The Premier League has been urged to become the “Netflix of football,” with a business expert highlighting a major oversight from the English top flight.
With the current TV rights deal due to expire at the end of the season, Amazon broke the monopoly of Sky Sports and BT Sport to secure one of seven packages for 2019 to 2022.
This ensures that over £5.6 billion will be paid over the next three seasons, with 220 live games to be shown on TV and through Amazon’s streaming service.
Jordan detailed his plan for the league to become the “Netflix of football,” suggesting an £8-a-month subscription fee to broadcast games would eclipse the current income from BT, Sky and Amazon.
He described the Premier League in its current financial state as a “movie of the week,” comparing its revenue to that of the Iron Man franchise—which, of course, is not played 10 months a year.
“I’ve spoken about the Premier League becoming the Netflix of football, ie. the video-on-demand platform that controls its own product,” he said.
“Guess what Netflix does? It doesn’t have any content; it’s starting to get its own content, but it buys everybody else’s content. The Premier League‘s got its own content.
“If you had 100 million subscribers on ‘the Premier League TV’, like you’ve got with Netflix at £8 a month, you’d be bringing in £10 billion a year.”
“I spoke at a BT and Sunday Telegraph conference, about the business of football,” he explained.
“And it stunned me while sat in a room with the Liverpools and Tottenhams of the world, when the question was ‘what is the next frontier for football and its evolution financially?’, and the message was ‘if it ain’t broke, don’t fix it’.
“I’ve been out of football for six years as an owner, and I feel I’ve joined HG Wells in ‘The Time Machine’ and gone back with the bleeding Morlocks.
“How can it be that if it ain’t broke, don’t fix it?
“The broadcasters have one agenda: their own. BT is a telco that’s trying to make sure that its broadband business is protected, and that’s why it’s in football.
“And the challenges and opportunities for football are so engaging and so interesting, and so opportunistic.
“My view is the Premier League has an opportunity to become a broadcaster in its own right, and dwarf the revenues that it currently gets.”
It is certainly an attractive theory from Jordan, as though whether it is possible is questionable, it would be a much better situation for supporters.

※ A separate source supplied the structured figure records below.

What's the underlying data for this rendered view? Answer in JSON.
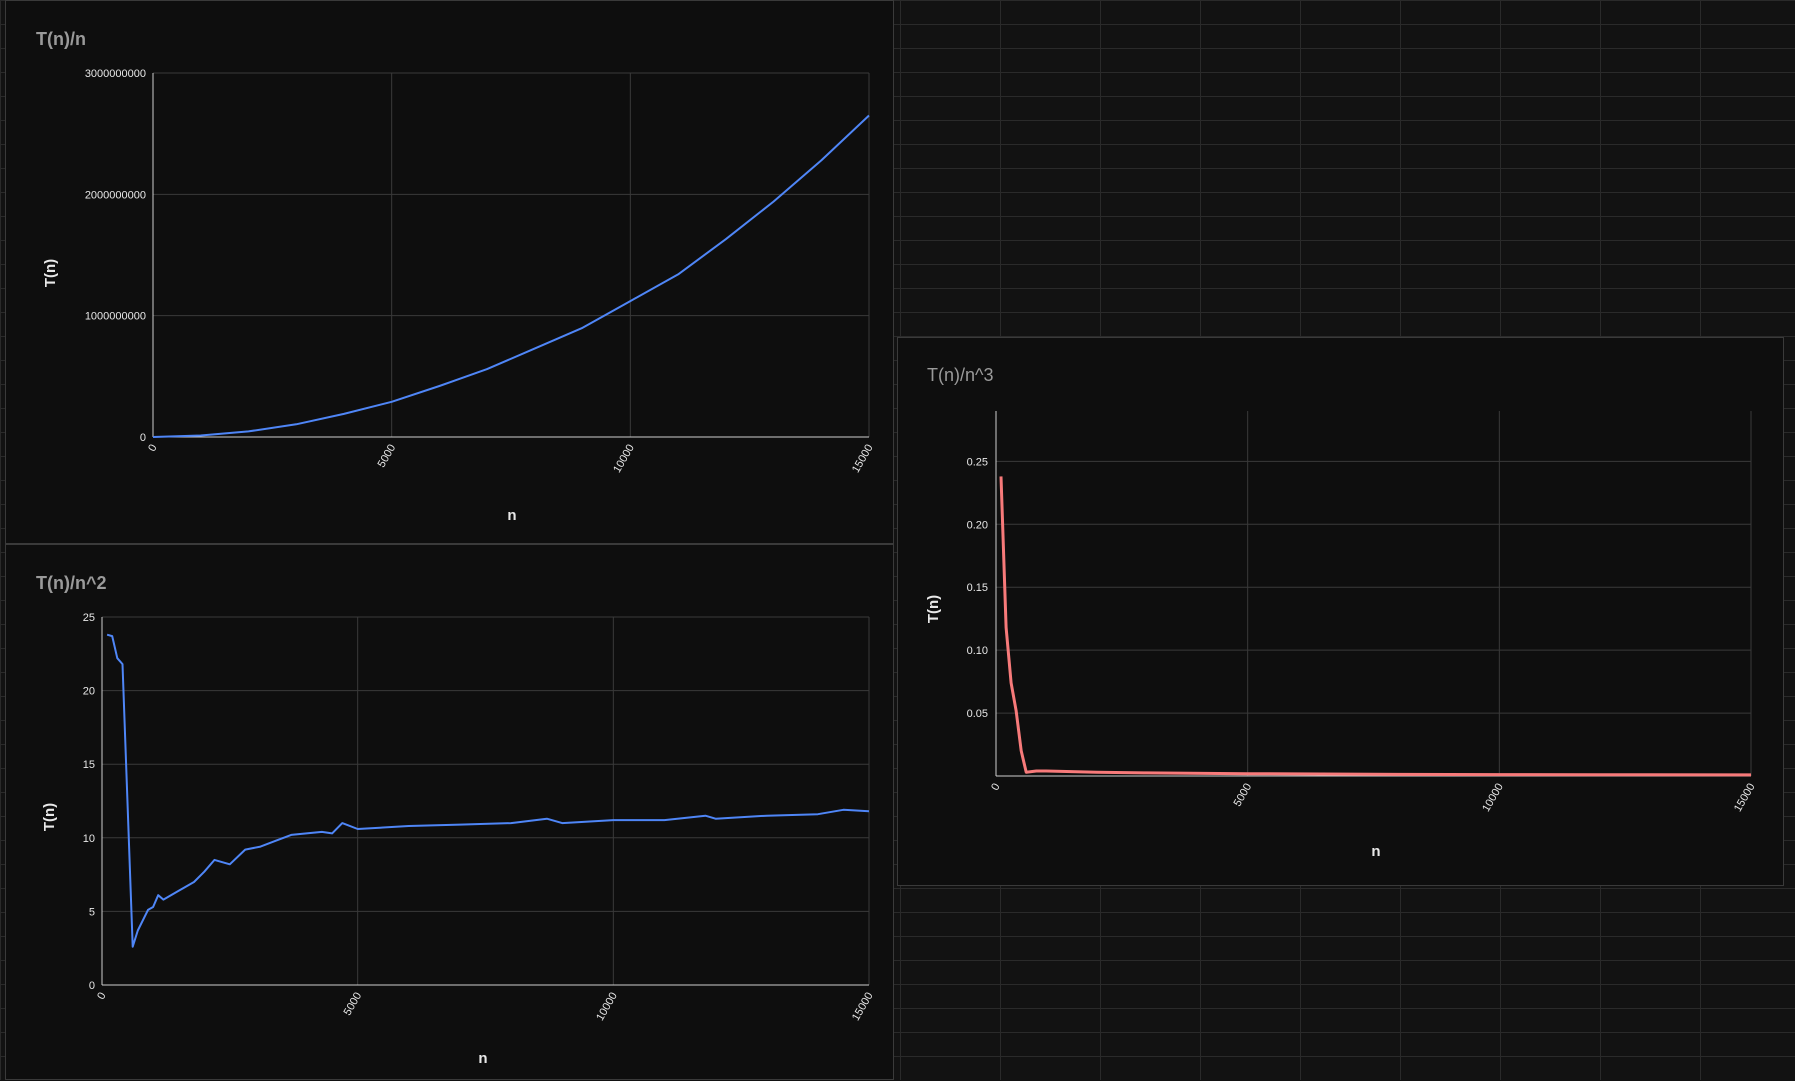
{
  "colors": {
    "background": "#0e0e0e",
    "grid": "#3a3a3a",
    "axis_text": "#e8e8e8",
    "title_text": "#9a9a9a",
    "blue_series": "#4f86f7",
    "red_series": "#f77a7a"
  },
  "chart_data": [
    {
      "type": "line",
      "title": "T(n)/n",
      "xlabel": "n",
      "ylabel": "T(n)",
      "xlim": [
        0,
        15000
      ],
      "ylim": [
        0,
        3000000000
      ],
      "x_ticks": [
        "0",
        "5000",
        "10000",
        "15000"
      ],
      "y_ticks": [
        "0",
        "1000000000",
        "2000000000",
        "3000000000"
      ],
      "grid": true,
      "legend": "none",
      "color": "#4f86f7",
      "x": [
        0,
        1000,
        2000,
        3000,
        4000,
        5000,
        6000,
        7000,
        8000,
        9000,
        10000,
        11000,
        12000,
        13000,
        14000,
        15000
      ],
      "values": [
        0,
        12000000,
        46000000,
        105000000,
        190000000,
        290000000,
        420000000,
        560000000,
        730000000,
        900000000,
        1120000000,
        1340000000,
        1630000000,
        1940000000,
        2280000000,
        2650000000
      ]
    },
    {
      "type": "line",
      "title": "T(n)/n^2",
      "xlabel": "n",
      "ylabel": "T(n)",
      "xlim": [
        0,
        15000
      ],
      "ylim": [
        0,
        25
      ],
      "x_ticks": [
        "0",
        "5000",
        "10000",
        "15000"
      ],
      "y_ticks": [
        "0",
        "5",
        "10",
        "15",
        "20",
        "25"
      ],
      "grid": true,
      "legend": "none",
      "color": "#4f86f7",
      "x": [
        100,
        200,
        300,
        400,
        600,
        700,
        900,
        1000,
        1100,
        1200,
        1500,
        1800,
        2000,
        2200,
        2500,
        2800,
        3100,
        3400,
        3700,
        4000,
        4300,
        4500,
        4700,
        5000,
        6000,
        7000,
        8000,
        8700,
        9000,
        10000,
        11000,
        11800,
        12000,
        13000,
        14000,
        14500,
        15000
      ],
      "values": [
        23.8,
        23.7,
        22.2,
        21.8,
        2.6,
        3.7,
        5.1,
        5.3,
        6.1,
        5.8,
        6.4,
        7.0,
        7.7,
        8.5,
        8.2,
        9.2,
        9.4,
        9.8,
        10.2,
        10.3,
        10.4,
        10.3,
        11.0,
        10.6,
        10.8,
        10.9,
        11.0,
        11.3,
        11.0,
        11.2,
        11.2,
        11.5,
        11.3,
        11.5,
        11.6,
        11.9,
        11.8
      ]
    },
    {
      "type": "line",
      "title": "T(n)/n^3",
      "xlabel": "n",
      "ylabel": "T(n)",
      "xlim": [
        0,
        15000
      ],
      "ylim": [
        0,
        0.29
      ],
      "x_ticks": [
        "0",
        "5000",
        "10000",
        "15000"
      ],
      "y_ticks": [
        "0.05",
        "0.10",
        "0.15",
        "0.20",
        "0.25"
      ],
      "grid": true,
      "legend": "none",
      "color": "#f77a7a",
      "x": [
        100,
        200,
        300,
        400,
        500,
        600,
        800,
        1000,
        2000,
        3000,
        5000,
        8000,
        10000,
        12000,
        15000
      ],
      "values": [
        0.238,
        0.118,
        0.074,
        0.052,
        0.02,
        0.003,
        0.004,
        0.004,
        0.003,
        0.0025,
        0.0018,
        0.0013,
        0.0011,
        0.001,
        0.0009
      ]
    }
  ]
}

Heading into next season, fans in England will be required to pay subscription fees to each of Sky, BT and Amazon to see their club in action—and there is no guarantee the majority of their games will be broadcast.
Liverpool fans are, in a way, fortunate as they are invariably on TV, but it can also be argued that the 3pm blackout law is now outdated, with the possibility of broadcasting every game through a ‘Season Pass’ more realistic.
This remains an unlikely reality, as the stranglehold Sky and BT in particular have on the Premier League seems unbreakable.
But with the developments in how TV is consumed in modern society, it is clearly worth considering whether football is moving in the right direction.